Discutimos entre nosotros y, a pesar de que en Nuevo León la huelga había llegado a su fin, decidimos que no podíamos faltar a la marcha. Y hacia allá nos dirigimos. Llegamos al Casco de Santo Tomás, Iris Santacruz (secretaria general de la UAM), María Novaro (cineasta), Gonzalo Infante (documentalista), Mario Huacuja (funcionario de la Fepade), Luis Giménez-Cacho (en el IFE), y yo (si alguien se me olvidó, disculpas). (Los oficios entre paréntesis, por si algún despistado lee esto, no son los de entonces sino los de ahora). Nos formamos en el segundo destacamento, con nuestros compañeros de la Facultad de Ciencias Políticas, sólo atrás de la Escuela de Economía que abría la marcha y nos dispusimos a emprender el recorrido que debía llegar al Monumento a la Revolución. Las consignas lo abarcaban todo, desde el apoyo a los estudiantes neoloneses hasta la democratización de la enseñanza, desde gritos contra los porros hasta mantas por la libertad de los presos políticos. La marcha era pacífica.

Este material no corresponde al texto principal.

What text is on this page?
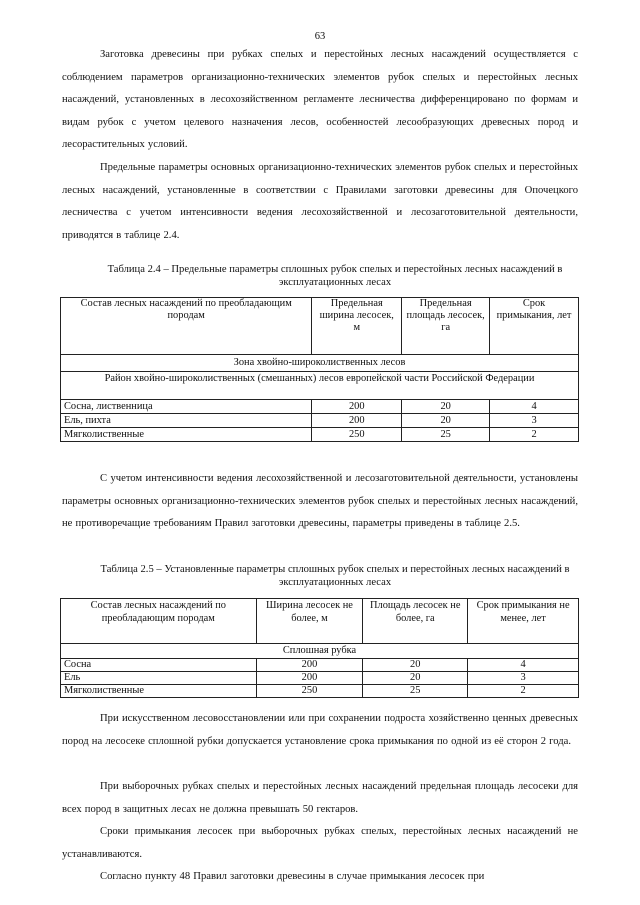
63

Заготовка древесины при рубках спелых и перестойных лесных насаждений осуществляется с соблюдением параметров организационно-технических элементов рубок спелых и перестойных лесных насаждений, установленных в лесохозяйственном регламенте лесничества дифференцировано по формам и видам рубок с учетом целевого назначения лесов, особенностей лесообразующих древесных пород и лесорастительных условий.

Предельные параметры основных организационно-технических элементов рубок спелых и перестойных лесных насаждений, установленные в соответствии с Правилами заготовки древесины для Опочецкого лесничества с учетом интенсивности ведения лесохозяйственной и лесозаготовительной деятельности, приводятся в таблице 2.4.

Таблица 2.4 – Предельные параметры сплошных рубок спелых и перестойных лесных насаждений в эксплуатационных лесах

Состав лесных насаждений по преобладающим породам	Предельная ширина лесосек, м	Предельная площадь лесосек, га	Срок примыкания, лет
Зона хвойно-широколиственных лесов			
Район хвойно-широколиственных (смешанных) лесов европейской части Российской Федерации			
Сосна, лиственница	200	20	4
Ель, пихта	200	20	3
Мягколиственные	250	25	2

С учетом интенсивности ведения лесохозяйственной и лесозаготовительной деятельности, установлены параметры основных организационно-технических элементов рубок спелых и перестойных лесных насаждений, не противоречащие требованиям Правил заготовки древесины, параметры приведены в таблице 2.5.

Таблица 2.5 – Установленные параметры сплошных рубок спелых и перестойных лесных насаждений в эксплуатационных лесах

Состав лесных насаждений по преобладающим породам	Ширина лесосек не более, м	Площадь лесосек не более, га	Срок примыкания не менее, лет
Сплошная рубка			
Сосна	200	20	4
Ель	200	20	3
Мягколиственные	250	25	2

При искусственном лесовосстановлении или при сохранении подроста хозяйственно ценных древесных пород на лесосеке сплошной рубки допускается установление срока примыкания по одной из её сторон 2 года.

При выборочных рубках спелых и перестойных лесных насаждений предельная площадь лесосеки для всех пород в защитных лесах не должна превышать 50 гектаров.

Сроки примыкания лесосек при выборочных рубках спелых, перестойных лесных насаждений не устанавливаются.

Согласно пункту 48 Правил заготовки древесины в случае примыкания лесосек при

Luego de un breve intercambio de palabras entre quienes encabezaban la marcha y los jefes de la policía, que observamos desde lejos, salimos por avenida de los Maestros a paso lento. Entre gritos, lemas, mantas desplegadas, los estudiantes estábamos de nuevo en las calles, pero al intentar dar vuelta en la calzada México-Tacuba un grupo de jóvenes, armados con cañas de bambú, atacaron a la avanzada de la manifestación. Se abrieron paso entre los granaderos (o mejor dicho los granaderos los dejaron pasar). Rápidamente, en fracciones de segundos (así parecieron), nos topamos con la arremetida de esos jóvenes vociferantes que pegaban a quienes tenían enfrente. Se empezaron a escuchar disparos y los integrantes de la marcha salimos corriendo en todas direcciones. Muchos nos refugiamos en la Normal Superior. Se oían balazos, alaridos, órdenes a las que nadie hacía caso y el nerviosismo se expandía como una ola creciente. El miedo y la rabia se confundían.
Después nos enteramos de que los agresores eran un grupo paramilitar denominado Los Halcones y que la intención de los autores intelectuales del ataque era hacer pasar el enfrentamiento como un zafarrancho entre estudiantes. Fueron los reporteros de la prensa los que con sus testimonios desarmaron la patraña que se quería urdir y los que abrieron la puerta para que la auténtica versión de los hechos caminara con una cierta celeridad: los estudiantes habíamos sido víctimas de una embestida orquestada con toda alevosía, premeditación y ventaja. Poco a poco se fue dando a conocer quiénes eran los responsables de Los Halcones, en dónde se entrenaban, cómo habían sido constituidos como un grupo paramilitar.
Diferentes cifras de muertos y heridos se han dado. Pero cada uno de los estudiantes asesinados simple y llanamente no debió morir. Fueron el autoritarismo y la paranoia los resortes que desataron esa matanza estúpida y traidora. Estúpida por gratuita, por innecesaria. Traidora, porque en el origen, quienes la orquestaron pensaron que se saldrían con la suya confundiendo a la opinión pública.
¿Y está remembranza a qué viene?, se preguntará alguien y con razón. Bueno, porque "la marmórea losa del olvido no tardará en caer para sepultar todos los recuerdos" (Roberto Ampuero, La otra mujer, Norma, 2010).